Кофточка съехала с плеч, ты натянула обратно. Мы прижимались друг к другу, и я понимал — это ты. Я простил тебя, слышишь?
Лёлька пристала к актрисам, а Ника, державшая этот букет, вдруг сказала:
— Ань! Тут типа открытки. Наверно, тебе.
Парни стали искать «оправдания». Только я промолчал. Наши руки разжались. Ты укрылась в гримёрке. Мне захотелось ворваться туда…
— Что там было написано? — обратился я к бывшей.
— Где? — Вероника смотрелась в карманное зеркальце.
— Ну, на открытке на этой, — поторапливал я.
Она усмехнулась:
— Признание в любви.
— Да ладно тебе! — я одёрнул.
Она продолжала подкрашивать губы. Вазюкать измазанной в красное кисточкой. Я схватил её за руку:
— Гонишь.
Выдержав хватку, она подняла на меня озадаченный взгляд:
— Да поздравления! Блин, отпусти!
Я отпустил:
— А точнее?
— Да я не успела понять! — заартачилась Ника, — Чё-то там про дебют.
— От кого? — призадумался я.
— Да ясно от кого, — манерно ответила Ника, — От того режиссёра. Саранского. Типа он же её наставлял.
— Что делал? — бросил я машинально.
— Ну, учил, — сказала она по-другому, но оттого смысл её слов не менялся.
Я вспомнил Сперанского. Его физиономию на афише. Твою главную роль. Твои пробы… Я втянул носом воздух и тут же себя осадил. Представить не мог! Но невольно представил.
Ты вышла из театра уже в сарафане. Каблучки застучали по камню. Я подумал о том, что букеты оставила там, в своей театральной гримёрке. Подавил сожаление! Ведь надеялся, мой ты прихватишь с собой.
— Позвольте поздравить вас, — раскланялся Сашка и о́бнял по-дружески.
Женька опять стал расстёгивать джинсы.
Ника прикрикнула:
— Хватит!
— Чё, пойдём напиваться? — ответил Женёк.
— Пить за успех, алканафт, — уколола она.
— Харе! — рявкнул он неожиданно, и Ника притихла. На время.

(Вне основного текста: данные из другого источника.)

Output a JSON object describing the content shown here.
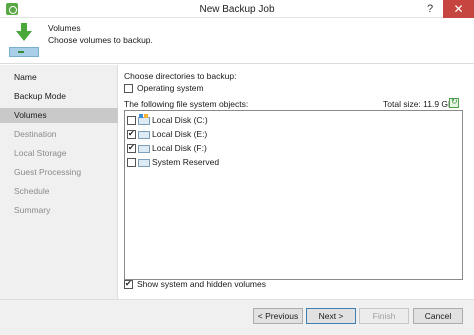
{
  "window": {
    "title": "New Backup Job",
    "help_glyph": "?",
    "close_glyph": "✕"
  },
  "header": {
    "title": "Volumes",
    "description": "Choose volumes to backup."
  },
  "sidebar": {
    "items": [
      {
        "label": "Name"
      },
      {
        "label": "Backup Mode"
      },
      {
        "label": "Volumes"
      },
      {
        "label": "Destination"
      },
      {
        "label": "Local Storage"
      },
      {
        "label": "Guest Processing"
      },
      {
        "label": "Schedule"
      },
      {
        "label": "Summary"
      }
    ]
  },
  "main": {
    "directories_label": "Choose directories to backup:",
    "operating_system": {
      "label": "Operating system",
      "checked": false
    },
    "objects_label": "The following file system objects:",
    "total_size": "Total size:  11.9 GB",
    "volumes": [
      {
        "name": "Local Disk (C:)",
        "checked": false
      },
      {
        "name": "Local Disk (E:)",
        "checked": true
      },
      {
        "name": "Local Disk (F:)",
        "checked": true
      },
      {
        "name": "System Reserved",
        "checked": false
      }
    ],
    "show_hidden": {
      "label": "Show system and hidden volumes",
      "checked": true
    }
  },
  "footer": {
    "previous": "< Previous",
    "next": "Next >",
    "finish": "Finish",
    "cancel": "Cancel"
  },
  "colors": {
    "accent_green": "#5aa845",
    "close_red": "#c74541"
  }
}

Из дверей вышли парни. Вне сцены они растеряли загадочный лоск. Один прокричал:
— Ань! Не забудь в понедельник на репетицию!
Ты махнула рукой:
— Хорошо!
Вы обменялись «энергией». Я почувствовал эту незримую связь. Он был частью другой твоей жизни. Наполненной, яркой, чужой! В которой я был только зрителем…

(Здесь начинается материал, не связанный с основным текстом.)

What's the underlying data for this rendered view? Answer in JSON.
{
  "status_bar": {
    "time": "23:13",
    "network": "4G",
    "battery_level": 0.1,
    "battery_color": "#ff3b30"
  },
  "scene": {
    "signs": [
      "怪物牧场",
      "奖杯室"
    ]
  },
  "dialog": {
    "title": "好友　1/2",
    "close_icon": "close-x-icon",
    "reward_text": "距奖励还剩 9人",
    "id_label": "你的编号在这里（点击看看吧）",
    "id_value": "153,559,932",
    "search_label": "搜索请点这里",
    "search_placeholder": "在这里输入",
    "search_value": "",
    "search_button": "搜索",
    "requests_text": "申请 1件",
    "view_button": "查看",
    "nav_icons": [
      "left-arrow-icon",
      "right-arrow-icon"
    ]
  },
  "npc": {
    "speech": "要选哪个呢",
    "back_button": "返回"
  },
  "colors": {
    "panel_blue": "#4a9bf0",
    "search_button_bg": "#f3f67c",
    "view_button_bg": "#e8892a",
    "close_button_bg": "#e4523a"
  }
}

— Устала, — добавила ты, сунув руку в мою.
Я выдохнул, сжал её крепко.
— Я тобою горжусь, — похвалил, хотя эту фразу уже повторял не единожды. Но теперь я, и правда, гордился тобой! Ты была так красива на сцене. Или сцена тебе очень шла.
— Я представляла тебя, — произнесла неожиданно.
— Вот же я! Зачем представлять? — улыбнулся в ответ.
— Нет, — опустила глаза, — Там, на сцене. Во время поцелуя я представляла тебя.
Я замолчал. Я не знал, что ответить.
— Вить, ну не злись! — ты прильнула ко мне. И слова полили́сь из души бесконечным потоком:
— А если ты будешь сниматься в кино и постельная сцена? Ты тоже будешь меня представлять, и я типа должен не злиться?
— Я не буду играть в постельных сценах. Обещаю! — ты капризно поджала губу. Как ребёнок.
Сердце кольнуло, но я удержался от ссор. Не хотел омрачать тебе праздник.
— Он тебе нравится? — вырвалось вдруг.
Ты отмахнулась:
— Вообще не мой тип.
— А кто же твой тип? — обронил, надеясь услышать комплимент в свой адрес.
— Догадайся, — ответила ты. И пальчики ловко нырнули в карман. В мой карман! Брюки «пустили тебя». Под ними ладошка проделала фокус, и скрылась в трусах.
— Ань, — я поймал её, словно зверька.
— Ты ревнуешь? Ревнуешь? — прижалась, порывисто выдохнув в губы.
Я обхватил твою выпуклость правой рукой. Уместилась в ладони. До трусиков было всего ничего. Слой ткани, тончайшей настолько, что я ощутил их приятный рельеф.
— Эй, ну вы где? Извращенцы! — крикнул Жека.
На кухне был ящик спиртного, закуску готовила Лёлька. Ника надула шары и развесила их по квартире. Мы собирались отметить премьеру, поздравить тебя. А ты постоянно зевала.
— А красивая эта Дана, правда? — мечтательно бросила Лёля.
Ника тут же её опровергла:
— Ничего в ней красивого! Просто типаж.
Женька поддел её:
— Слов нахваталась!
Они шутливо «пинали» друг друга. Как мы.
— К тому же, она уже старая, — фыркнула Ника.
— Я посмотрю на тебя в тридцать пять. Будешь ли ты считать себя старой? — мудро ответила Лёля.
Я обнимал тебя левой рукой. Ты обмякла, лицом улеглась мне на грудь. Я убрал твои волосы за ухо. Чмокнул в макушку. И всё тот же навязчивый розовый запах коснулся ноздрей.